Yes, you are correct. The intensity of a sound wave is directly proportional to the density of the medium it is traveling through. In this case, the density of air is decreasing with altitude, which means the intensity of sound waves will also decrease. This can be seen by solving for p in the intensity equation and substituting it into the equation given in the problem.

For part a), assuming the velocity changes due to a change in frequency only, we can use the relationship between wavelength, frequency, and velocity (v = f*wavelength) to rewrite the intensity equation as I = 0.5*(p0*e^{-h/H})*(f*wavelength)^2*S^2. Since the frequency and wavelength are constant, the only variable that changes with altitude is the density (p). Thus, as altitude increases and p decreases, the intensity of the sound wave will increase.

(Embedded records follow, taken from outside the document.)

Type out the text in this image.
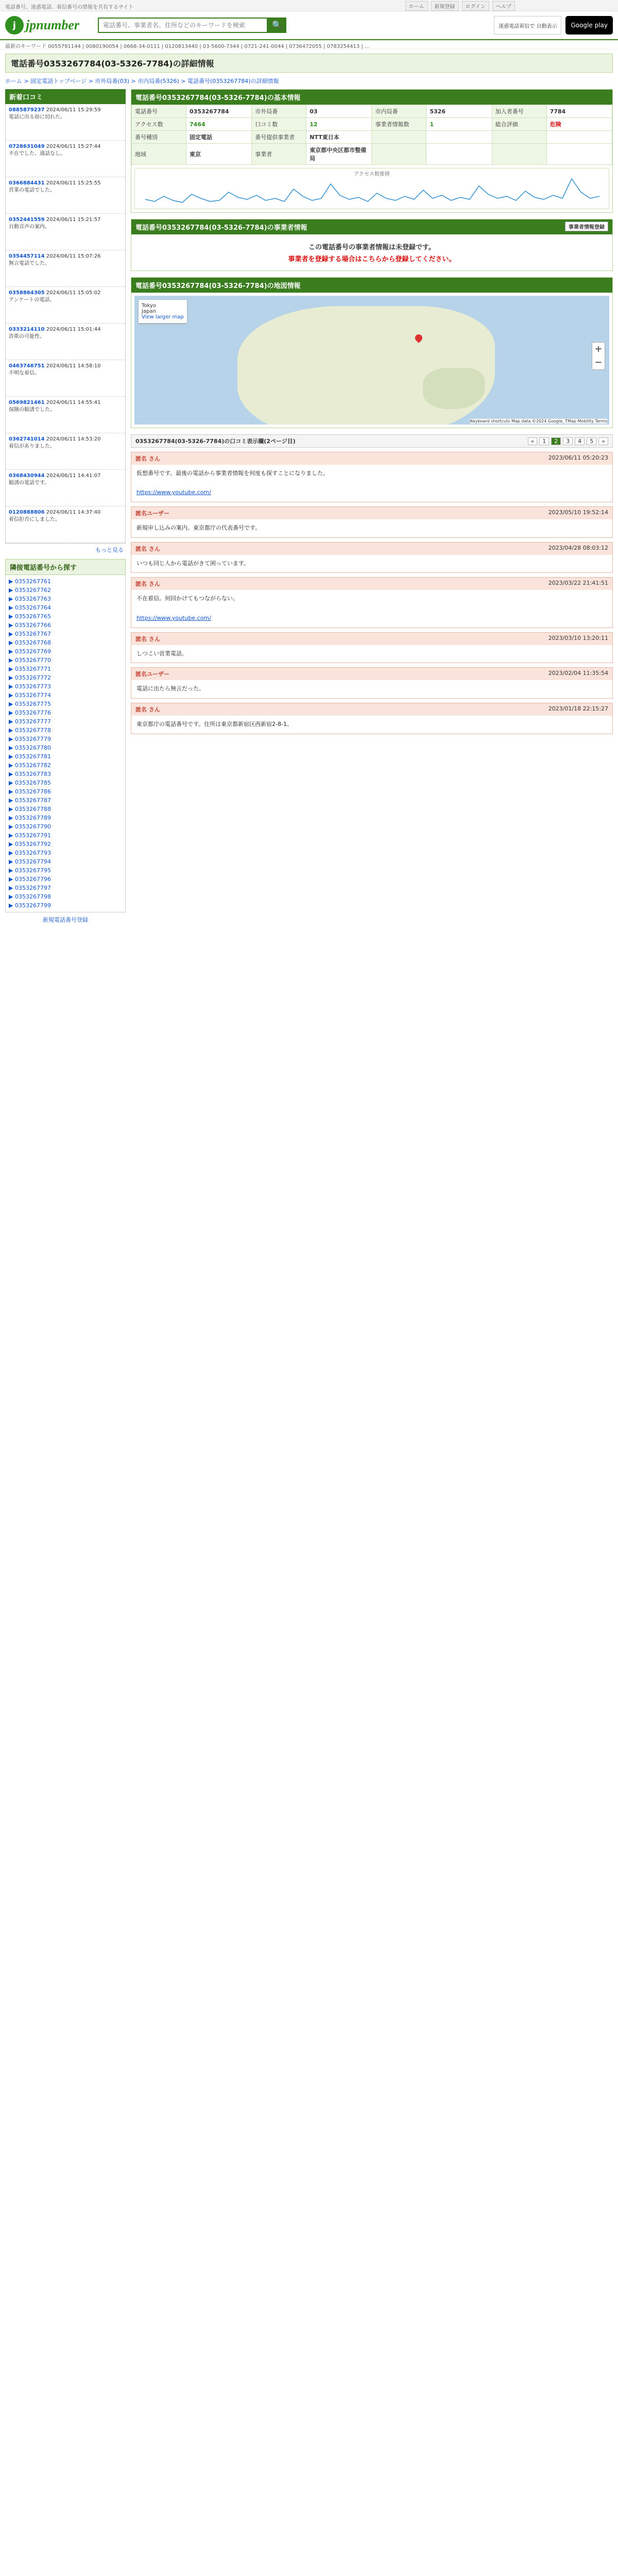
電話番号、迷惑電話、着信番号の情報を共有するサイト	ホーム	新規登録	ログイン	ヘルプ
j jpnumber
電話番号、事業者名、住所などのキーワードを検索	🔍	迷惑電話着信で 自動表示	Google play
最新のキーワード 0055791144 | 0080190054 | 0668-34-0111 | 0120813440 | 03-5600-7344 | 0721-241-0044 | 0736472055 | 0783254413 | ...
電話番号0353267784(03-5326-7784)の詳細情報
ホーム > 固定電話トップページ > 市外局番(03) > 市内局番(5326) > 電話番号(0353267784)の詳細情報
新着口コミ
0885879237 2024/06/11 15:29:59
電話に出る前に切れた。
0728631049 2024/06/11 15:27:44
不在でした、通話なし。
0366884431 2024/06/11 15:25:55
営業の電話でした。
0352441559 2024/06/11 15:21:57
自動音声の案内。
0354457114 2024/06/11 15:07:26
無言電話でした。
0358864305 2024/06/11 15:05:02
アンケートの電話。
0333214110 2024/06/11 15:01:44
詐欺の可能性。
0463746751 2024/06/11 14:58:10
不明な着信。
0569821461 2024/06/11 14:55:41
保険の勧誘でした。
0362741014 2024/06/11 14:53:20
着信がありました。
0368430944 2024/06/11 14:41:07
勧誘の電話です。
0120888806 2024/06/11 14:37:40
着信拒否にしました。
もっと見る
隣接電話番号から探す
▶ 0353267761
▶ 0353267762
▶ 0353267763
▶ 0353267764
▶ 0353267765
▶ 0353267766
▶ 0353267767
▶ 0353267768
▶ 0353267769
▶ 0353267770
▶ 0353267771
▶ 0353267772
▶ 0353267773
▶ 0353267774
▶ 0353267775
▶ 0353267776
▶ 0353267777
▶ 0353267778
▶ 0353267779
▶ 0353267780
▶ 0353267781
▶ 0353267782
▶ 0353267783
▶ 0353267785
▶ 0353267786
▶ 0353267787
▶ 0353267788
▶ 0353267789
▶ 0353267790
▶ 0353267791
▶ 0353267792
▶ 0353267793
▶ 0353267794
▶ 0353267795
▶ 0353267796
▶ 0353267797
▶ 0353267798
▶ 0353267799
新規電話番号登録
電話番号0353267784(03-5326-7784)の基本情報
電話番号	0353267784	市外局番	03	市内局番	5326	加入者番号	7784
アクセス数	7464	口コミ数	12	事業者情報数	1	総合評価	危険
番号種別	固定電話	番号提供事業者	NTT東日本				
地域	東京	事業者	東京都中央区都市整備局				
アクセス数推移
電話番号0353267784(03-5326-7784)の事業者情報	事業者情報登録
この電話番号の事業者情報は未登録です。
事業者を登録する場合はこちらから登録してください。
電話番号0353267784(03-5326-7784)の地図情報
Tokyo
Japan
View larger map
+
−
Keyboard shortcuts Map data ©2024 Google, TMap Mobility Terms
0353267784(03-5326-7784)の口コミ表示欄(2ページ目)	«	1	2	3	4	5	»
匿名 さん	2023/06/11 05:20:23
仮想番号です。最後の電話から事業者情報を何度も探すことになりました。

https://www.youtube.com/
匿名ユーザー	2023/05/10 19:52:14
新規申し込みの案内。東京都庁の代表番号です。
匿名 さん	2023/04/28 08:03:12
いつも同じ人から電話がきて困っています。
匿名 さん	2023/03/22 21:41:51
不在着信。何回かけてもつながらない。

https://www.youtube.com/
匿名 さん	2023/03/10 13:20:11
しつこい営業電話。
匿名ユーザー	2023/02/04 11:35:54
電話に出たら無言だった。
匿名 さん	2023/01/18 22:15:27
東京都庁の電話番号です。住所は東京都新宿区西新宿2-8-1。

For part b), assuming the velocity changes due to a change in wavelength, we can again use the relationship between wavelength, frequency, and velocity to rewrite the intensity equation as I = 0.5*(p0*e^{-h/H})*(f*wavelength)^2*S^2. In this case, the only variable that changes with altitude is the wavelength (wavelength = v/f). As altitude increases, the velocity decreases due to the decrease in density, which means the wavelength will also decrease. This leads to a decrease in intensity.

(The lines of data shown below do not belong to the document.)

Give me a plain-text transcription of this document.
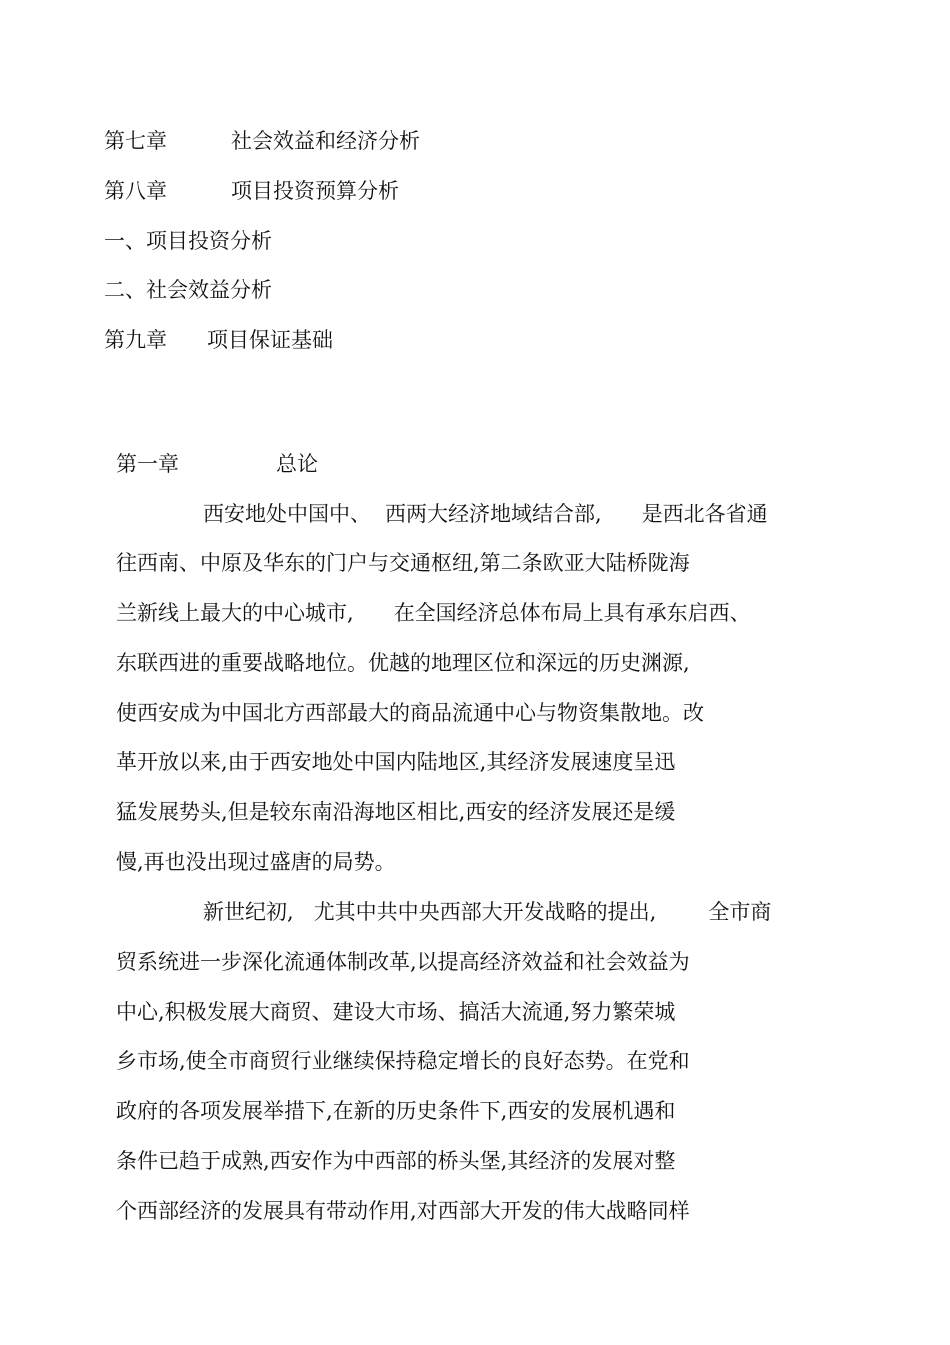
第七章	社会效益和经济分析
第八章	项目投资预算分析
一、项目投资分析
二、社会效益分析
第九章 项目保证基础
第一章	总论
西安地处中国中、 西两大经济地域结合部, 是西北各省通
往西南、中原及华东的门户与交通枢纽,第二条欧亚大陆桥陇海
兰新线上最大的中心城市, 在全国经济总体布局上具有承东启西、
东联西进的重要战略地位。优越的地理区位和深远的历史渊源,
使西安成为中国北方西部最大的商品流通中心与物资集散地。改
革开放以来,由于西安地处中国内陆地区,其经济发展速度呈迅
猛发展势头,但是较东南沿海地区相比,西安的经济发展还是缓
慢,再也没出现过盛唐的局势。
新世纪初, 尤其中共中央西部大开发战略的提出, 全市商
贸系统进一步深化流通体制改革,以提高经济效益和社会效益为
中心,积极发展大商贸、建设大市场、搞活大流通,努力繁荣城
乡市场,使全市商贸行业继续保持稳定增长的良好态势。在党和
政府的各项发展举措下,在新的历史条件下,西安的发展机遇和
条件已趋于成熟,西安作为中西部的桥头堡,其经济的发展对整
个西部经济的发展具有带动作用,对西部大开发的伟大战略同样
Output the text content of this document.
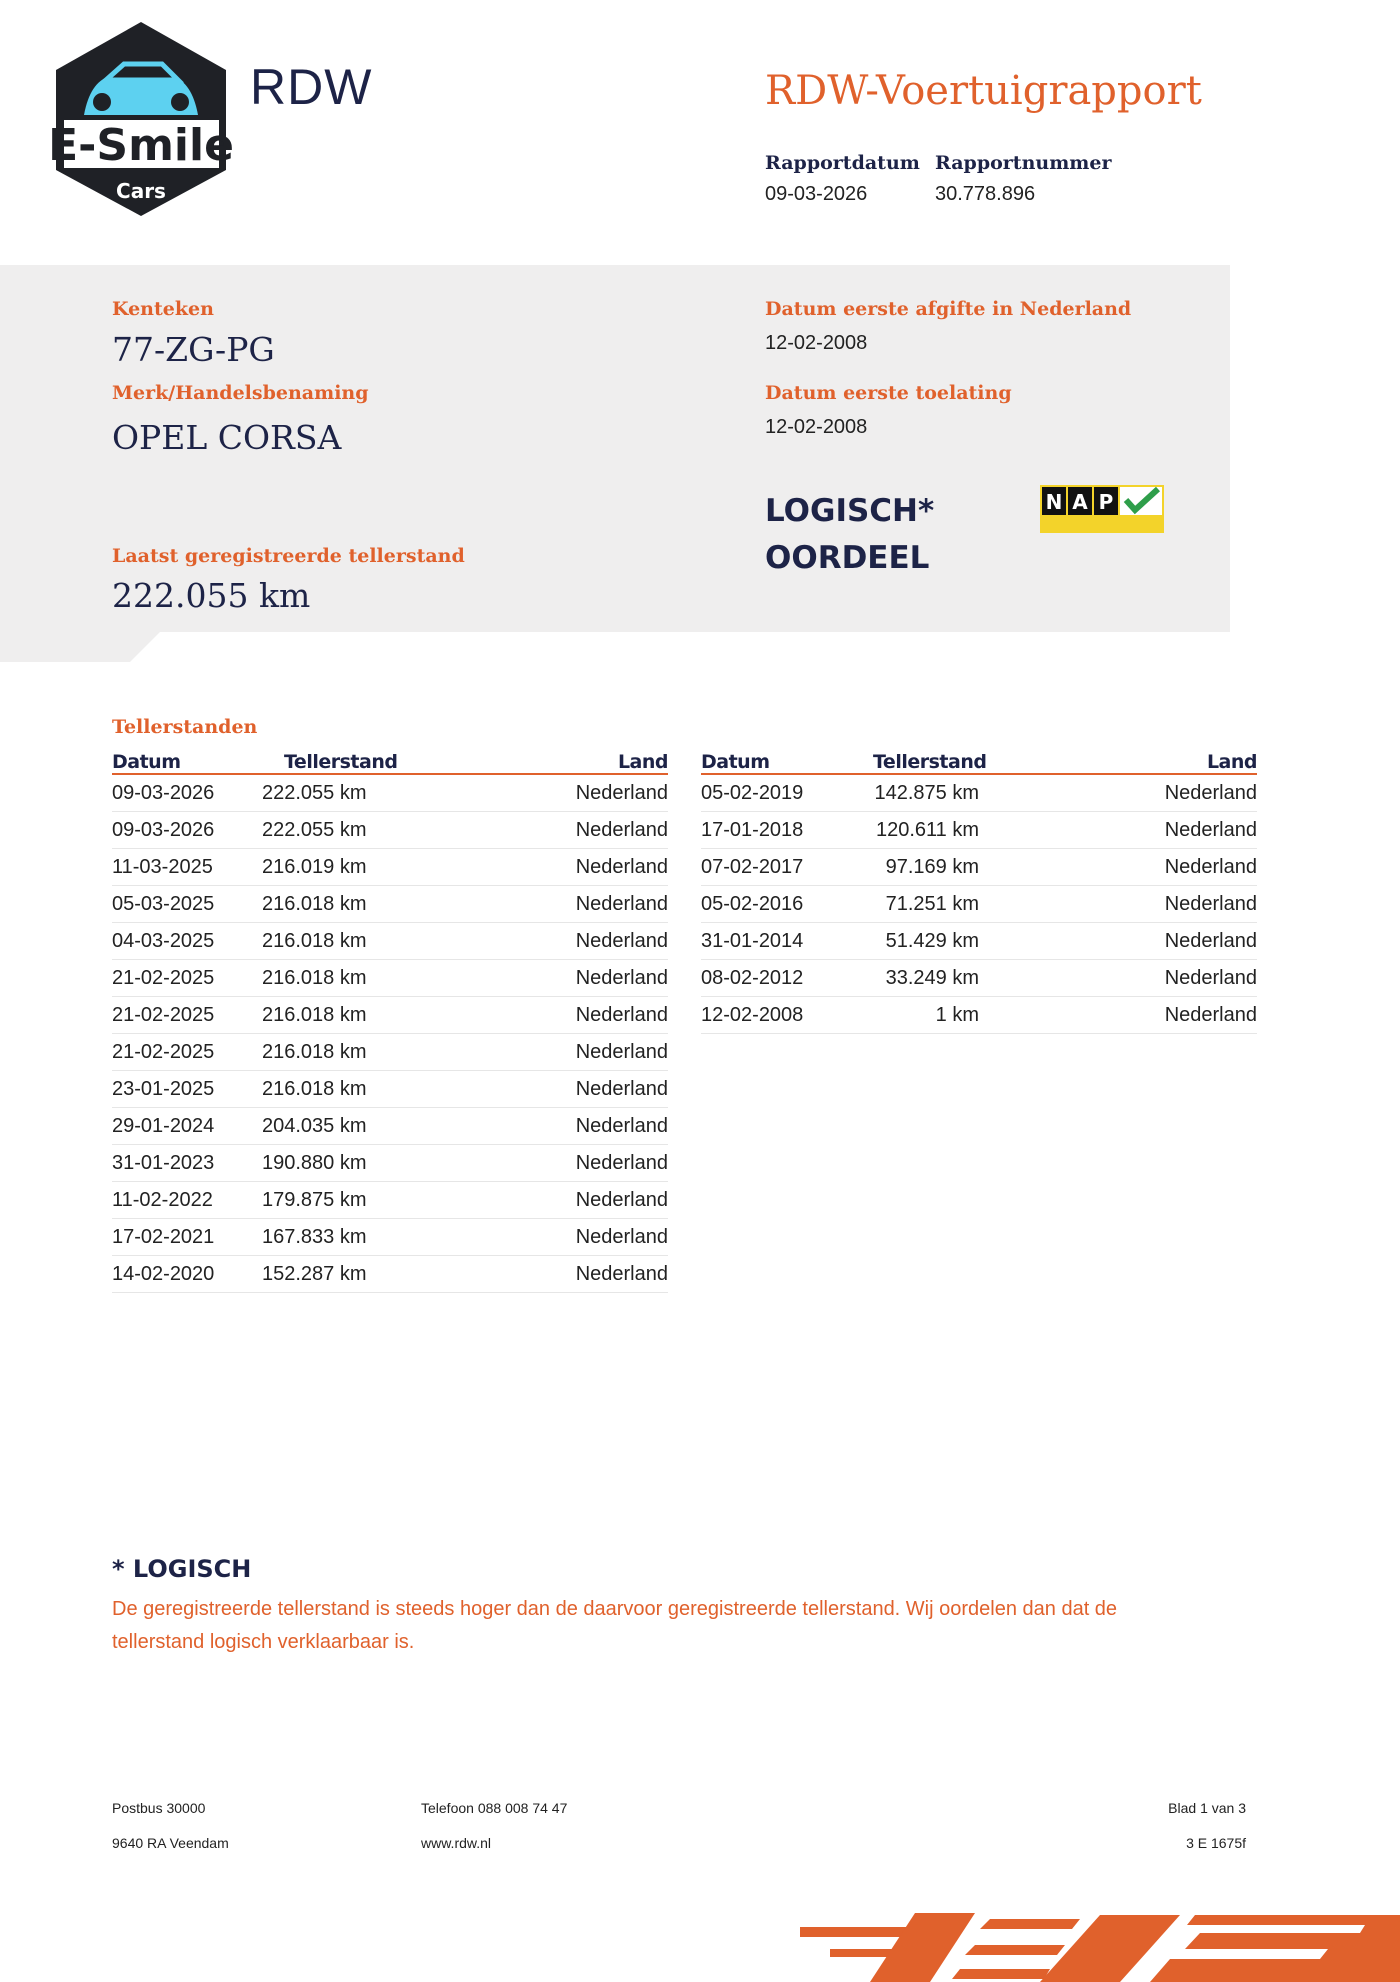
E-Smile
Cars
RDW	RDW-Voertuigrapport
Rapportdatum
09-03-2026
Rapportnummer
30.778.896
Kenteken
77-ZG-PG
Merk/Handelsbenaming
OPEL CORSA
Laatst geregistreerde tellerstand
222.055 km
Datum eerste afgifte in Nederland
12-02-2008
Datum eerste toelating
12-02-2008
LOGISCH*
OORDEEL
N A P
Tellerstanden
Datum	Tellerstand	Land
09-03-2026	222.055 km	Nederland
09-03-2026	222.055 km	Nederland
11-03-2025	216.019 km	Nederland
05-03-2025	216.018 km	Nederland
04-03-2025	216.018 km	Nederland
21-02-2025	216.018 km	Nederland
21-02-2025	216.018 km	Nederland
21-02-2025	216.018 km	Nederland
23-01-2025	216.018 km	Nederland
29-01-2024	204.035 km	Nederland
31-01-2023	190.880 km	Nederland
11-02-2022	179.875 km	Nederland
17-02-2021	167.833 km	Nederland
14-02-2020	152.287 km	Nederland
Datum	Tellerstand	Land
05-02-2019	142.875 km	Nederland
17-01-2018	120.611 km	Nederland
07-02-2017	97.169 km	Nederland
05-02-2016	71.251 km	Nederland
31-01-2014	51.429 km	Nederland
08-02-2012	33.249 km	Nederland
12-02-2008	1 km	Nederland
* LOGISCH
De geregistreerde tellerstand is steeds hoger dan de daarvoor geregistreerde tellerstand. Wij oordelen dan dat de tellerstand logisch verklaarbaar is.
Postbus 30000
9640 RA Veendam
Telefoon 088 008 74 47
www.rdw.nl
Blad 1 van 3
3 E 1675f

Finally, for part c), we can take the derivatives of the intensity equation with respect to altitude and use the chain rule to get (dI/dh)|λ=constant = -0.5*(p0/H)*e^{-h/H}*(f*wavelength)^2*S^2 and (dI/dh)|f=constant = -0.5*p0*e^{-h/H}*(f*wavelength)*(f*wavelength)*S^2. Dividing these two derivatives and simplifying, we get the desired ratio of -e^{h/H}. This shows that the rate of change of intensity with respect to altitude is greater for a constant wavelength than for a constant frequency, as shown in parts a) and b).